Go back to 45 year old male with “numb hands” to read about the presentation, and see the ECGs.
The culprit artery?
After arriving at the hospital, the patient bypassed the ED, going directly to the cardiac catheterization lab. The patient was found to have a total occlusion of the proximal RCA, and the cardiologist was able to deploy a stent without problem.
Excellent D2B, but …
Despite prompt activation of the 911 system, excellent EMS care, field activation of the cath lab, and an uncomplicated percutaneous coronary intervention, he was left with moderate ventricular dysfunction. The system “did everything right,” but the patient still had significant heart damage – why?
Faster STEMI treatment, but no change in mortality?
A recent study in the New England Journal of Medicine describes this question on a larger scale. The authors of “Door-to-Balloon Time and Mortality among Patients Undergoing Primary PCI” found that, although D2B times for STEMI have decreased significantly over the past few years, the mortality for STEMI hasn’t changed.
The researchers looked at 515 hospitals across the country, using a Medicare database. Over a period of 4 years, the percent of STEMI patients who received PCI within 90 minutes of hospital arrival increased from 60% to 83%. Unfortunately, mortality rates in those STEMI patients did not change. Even when they looked only at the high-risk sub-groups (> 75 years-old, anterior infarct, or cardiogenic shock), they failed to find any improvement.
So why have we (EMS, EM, and cardiology) been able to improve the process so much, but not the outcomes, at least in term of mortality in this population? Clearly, this is a multifaceted issue, with no single explanation. For example, the adjunctive medical care of these patients has improved in many ways over the years, which might “hide” the benefit of the shorter D2B. Also, cardiologists may be bringing more patients with unmeasured comorbid conditions for emergent cath, which would also serve to understate the benefits of the faster process.

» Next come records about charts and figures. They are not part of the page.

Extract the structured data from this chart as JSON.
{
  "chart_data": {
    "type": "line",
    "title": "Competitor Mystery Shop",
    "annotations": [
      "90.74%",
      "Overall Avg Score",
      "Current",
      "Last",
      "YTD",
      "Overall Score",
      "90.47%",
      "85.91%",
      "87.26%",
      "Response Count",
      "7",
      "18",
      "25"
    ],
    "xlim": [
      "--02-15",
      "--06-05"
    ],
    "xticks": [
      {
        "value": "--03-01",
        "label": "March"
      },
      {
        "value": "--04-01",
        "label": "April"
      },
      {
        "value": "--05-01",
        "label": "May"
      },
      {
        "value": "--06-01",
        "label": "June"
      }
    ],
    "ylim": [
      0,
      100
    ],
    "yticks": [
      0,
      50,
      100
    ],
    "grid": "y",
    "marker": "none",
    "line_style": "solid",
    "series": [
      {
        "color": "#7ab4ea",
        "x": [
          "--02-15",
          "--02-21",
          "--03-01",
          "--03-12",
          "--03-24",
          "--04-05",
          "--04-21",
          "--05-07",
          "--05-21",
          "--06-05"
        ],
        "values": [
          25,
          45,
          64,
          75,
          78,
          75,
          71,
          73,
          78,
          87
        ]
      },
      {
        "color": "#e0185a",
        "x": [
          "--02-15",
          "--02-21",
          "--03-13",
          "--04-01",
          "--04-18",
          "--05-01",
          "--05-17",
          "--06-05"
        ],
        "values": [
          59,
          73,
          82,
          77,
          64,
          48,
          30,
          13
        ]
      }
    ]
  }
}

However, some suggest that part of the problem has to do with how long many of these patients wait to call EMS, if they call at all. As the D2B interval shrinks, the time from symptom onset to first medical contact (FMC) takes on a greater significance. A decrease of 10 minutes in the D2B time won’t help much if the time to FMC exceeds, say, 3 hours! But that didn’t seem to be the problem with Tim’s patient, right?
Why the 90 minute “on-scene” time?
In the case of our patient, EMS was called fairly soon after the symptoms started. However, you can see that the 2 ECGs are separated by about 90 minutes. Why?
Because he declined transport the first time EMS arrived. Although EMS and the patient’s girlfriend did all they could to convince him to go to the hospital, he refused to go. After EMS left his symptoms did not improve, and indeed worsened. EMS was called back, with the same paramedic responding, and the patient was willing to be transported at that point.
In the hospital, his first troponin was 6 times normal, suggesting that his infarct had been going on for several hours, leading to significant myocardial loss, leading to the moderate heart failure he left the hospital with.
Any signs on the first ECG?
So, was there anything on that first ECG? I think it’s very difficult to say, but there are certainly no obvious features which would warrant cath lab activation. Indeed, the relative “normalness” of this ECG could have worked against the patient. What I mean by this is …
One last thought
Frankly, this ECG only makes it more surprising that ECG #2 was ever obtained.
Consider the context: A young-ish opioid addict, with a history of “anxiety,” who is clearly hyperventilating, and has a chest pain that is reproduced on palpation. Some paramedics, upon being called back to a patient who had just refused transport, would not bother to acquire a second ECG. It speaks volumes about this medic’s clinical sense, and their professionalism, that they immediately obtained ECG #2 without delay, and acted on it.